Sur leur chemin se dressaient des jeunes hêtres aux couleurs de feu qui tapissaient la petite allée sableuse de leurs ombres fébriles. Le chant aigu d’une mésange les accompagnait tout le long de leur trajet.

Ils arrivèrent enfin. Très vite, une effervescence se manifesta au centre du village. Cependant elle n’était pas si chaleureuse qu’à l’accoutumée. Plusieurs boutiques étaient fermées et les derniers commerçants qui s’afféraient à leur travail semblaient fatigués. Le barman nettoyait les tables extérieures vides, l’épicier versait sur l’étalage un cagot de pomme abimées tandis que la boulangère servait son seul client.

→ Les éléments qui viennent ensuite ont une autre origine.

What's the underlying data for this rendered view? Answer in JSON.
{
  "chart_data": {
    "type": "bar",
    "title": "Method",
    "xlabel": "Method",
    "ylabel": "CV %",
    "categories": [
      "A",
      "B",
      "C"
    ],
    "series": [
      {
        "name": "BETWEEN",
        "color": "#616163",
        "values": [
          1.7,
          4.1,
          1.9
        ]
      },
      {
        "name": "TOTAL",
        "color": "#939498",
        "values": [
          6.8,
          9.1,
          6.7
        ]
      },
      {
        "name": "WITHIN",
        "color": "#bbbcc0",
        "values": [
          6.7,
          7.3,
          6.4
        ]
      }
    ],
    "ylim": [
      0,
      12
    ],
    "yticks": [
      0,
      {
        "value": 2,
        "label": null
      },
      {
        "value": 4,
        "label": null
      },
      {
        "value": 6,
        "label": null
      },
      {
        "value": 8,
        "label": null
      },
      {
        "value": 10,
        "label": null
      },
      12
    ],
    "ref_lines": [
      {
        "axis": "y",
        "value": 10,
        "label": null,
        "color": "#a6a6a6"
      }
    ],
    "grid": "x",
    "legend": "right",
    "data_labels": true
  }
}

Certaines personnes promenaient leur chien le long de la route le pas pressé, d’autres attendaient sur les bancs à l’ombre des platanes le regard éteint. William et sa femme s’approchèrent vers la place de la mairie où avait lieu la réunion. Un petit groupe de personne attendait devant les portes de ce bâtiment relativement ancien, construit sans étage avec un joli toit plat et végétalisé. Il était doté d’une salle de réunion de grande taille et d’un bureau plus modeste. De grandes fenêtres étaient insérées dans les murs de telle sorte à ce que la lumière du soleil puisse éclairer la grande salle. En face, le magnifique jardin où se tenait une belle fontaine avait perdu de son charme. Les arbres maculés de touches de couleur cuivrées et dorées paraissaient dépourvus de leurs éclats. Les oiseaux s’étaient tu et une ambiance maussade s’était installée.

Miyuki regarda sa montre.

— La réunion commence dans dix minutes, ça nous laisse le temps d’aller chercher du pain.

À l’idée de voir la boulangère, William se rembrunit.

— Je vais m’installer, je te garde une place, dit-il en tournant les talons.

— Comme tu peux être aigri, acheva Miyuki en se raclant la gorge.

William observa un moment le toboggan et le mur d’escalade abandonné où les enfants jouaient tous les week-ends puis entra dans la salle de réunion avec tous les invités.

La pièce, dans laquelle ils se trouvaient, était décorée de diverses photos encadrées représentant les chefs d’état des différentes époques. Des bouquets de calla blanc et de centaurée étaient disposés ici et là. Une banderole tricolore encadrait un écriteau où on pouvait lire la devise de la France. Autour de lui, bon nombre de chaises demeuraient vides mise à part celles occupées par quelques personnes dont un homme gigantesque aux longs cheveux sombres. Il était assit et ses larges épaules empêchaient William de voir les gens devant lui.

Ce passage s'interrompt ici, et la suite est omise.